Steve -- Man, am I glad to be back!!!

And, what a wonderful post to come back to... Very well-said, and thank you for bringing me back to thsoe beautiful realities of my status in God's family!

Blessings my brother!

By Blogger Ray, at Tuesday, May 09, 2006 9:25:00 PM  

Ray!!!! Are you back for real now? Man, we have been missing you around here. How're those eyes, bro?

Michael Pendleton, I'm very sorry if this post was bittersweet for you. :( :( I mean that sincerely. I long to be an encouragement to people here, and if I touched on a subject that hurt you or opened old wounds, I'm sorry.

steve :)

By Blogger Steve Sensenig, at Tuesday, May 09, 2006 9:30:00 PM  

Hey Ray!!!!

It is so good to see a comment from you! Missed hearing from you very much!

Blessings on you.

By Anonymous ded, at Wednesday, May 10, 2006 6:28:00 AM  

Thanks ded and Steve -- Yep, back now... I will be out next week, but other than that, I am back at posting and visiting...

Thanks for your prayers and encouragement!

By Blogger Ray, at Wednesday, May 10, 2006 8:59:00 AM  


This is my first visit to your blog. (I've seen your link over at Blog Hero.) Those are some great insights about what it means to be a son of God!

By Blogger Sara Edwards, at Wednesday, May 10, 2006 4:02:00 PM  

Hey, I didn't realize you and your wife were homeschoolers. My wife and I teach our two boys at home as well.

Pretty cool.

By Blogger Gordon Cloud, at Wednesday, May 10, 2006 4:46:00 PM  

Sara, thanks for stopping by. Feel free to come by often.
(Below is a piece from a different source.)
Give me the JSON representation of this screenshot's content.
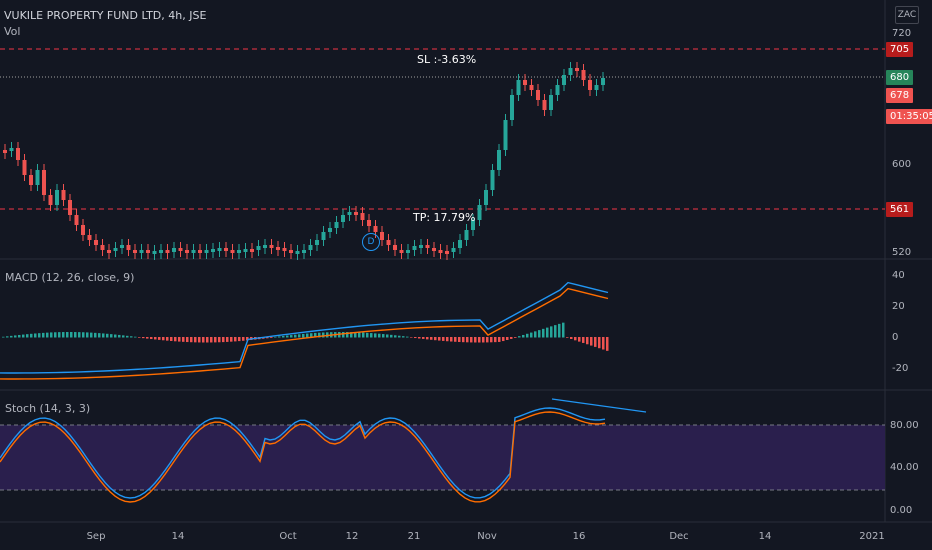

Gordon, we will be starting this fall. We're finishing up 8th grade in the public school, and then will be starting homeschool for 9th grade. We almost started homeschooling last year, but a new charter school opened that we thought might be a good "middle ground" solution. However, that fell through several weeks into the school year, and by that point, we had to go back to the public school for the remainder of the year.

Glad to hear we have something else in common! Be praying for my wife, as she will be transitioning out of her public school position (she has been teaching special ed, working with K-2 children with severe/profound needs) and staying home next year. It's a huge step for us in many ways, but one which we know the Lord is initiating. Therefore, we can rest knowing He will provide and supply all we need!

Gordon, if your wife is online, too, have her go to my wife's blog and give her input on curriculum, etc. (or you can, too)

Bonus trivia for readers of this blog: Frequent commenter ded taught our son in 7th grade last year (although ded now teaches 5th grade...apparently the experience with our son caused ded to regress!!!)

steve :)

By Blogger Steve Sensenig, at Wednesday, May 10, 2006 4:55:00 PM  



Thanks for the encouraging post. Very good!


By Blogger Rick Potter, at Wednesday, May 10, 2006 10:18:00 PM  

I am wondering if aging isn't a natural regression anyway, and therefore my regression cannot be contributed to my experience with any particular student. Of course, there is the possibility that I have never exhibited a lot of progression in the first place.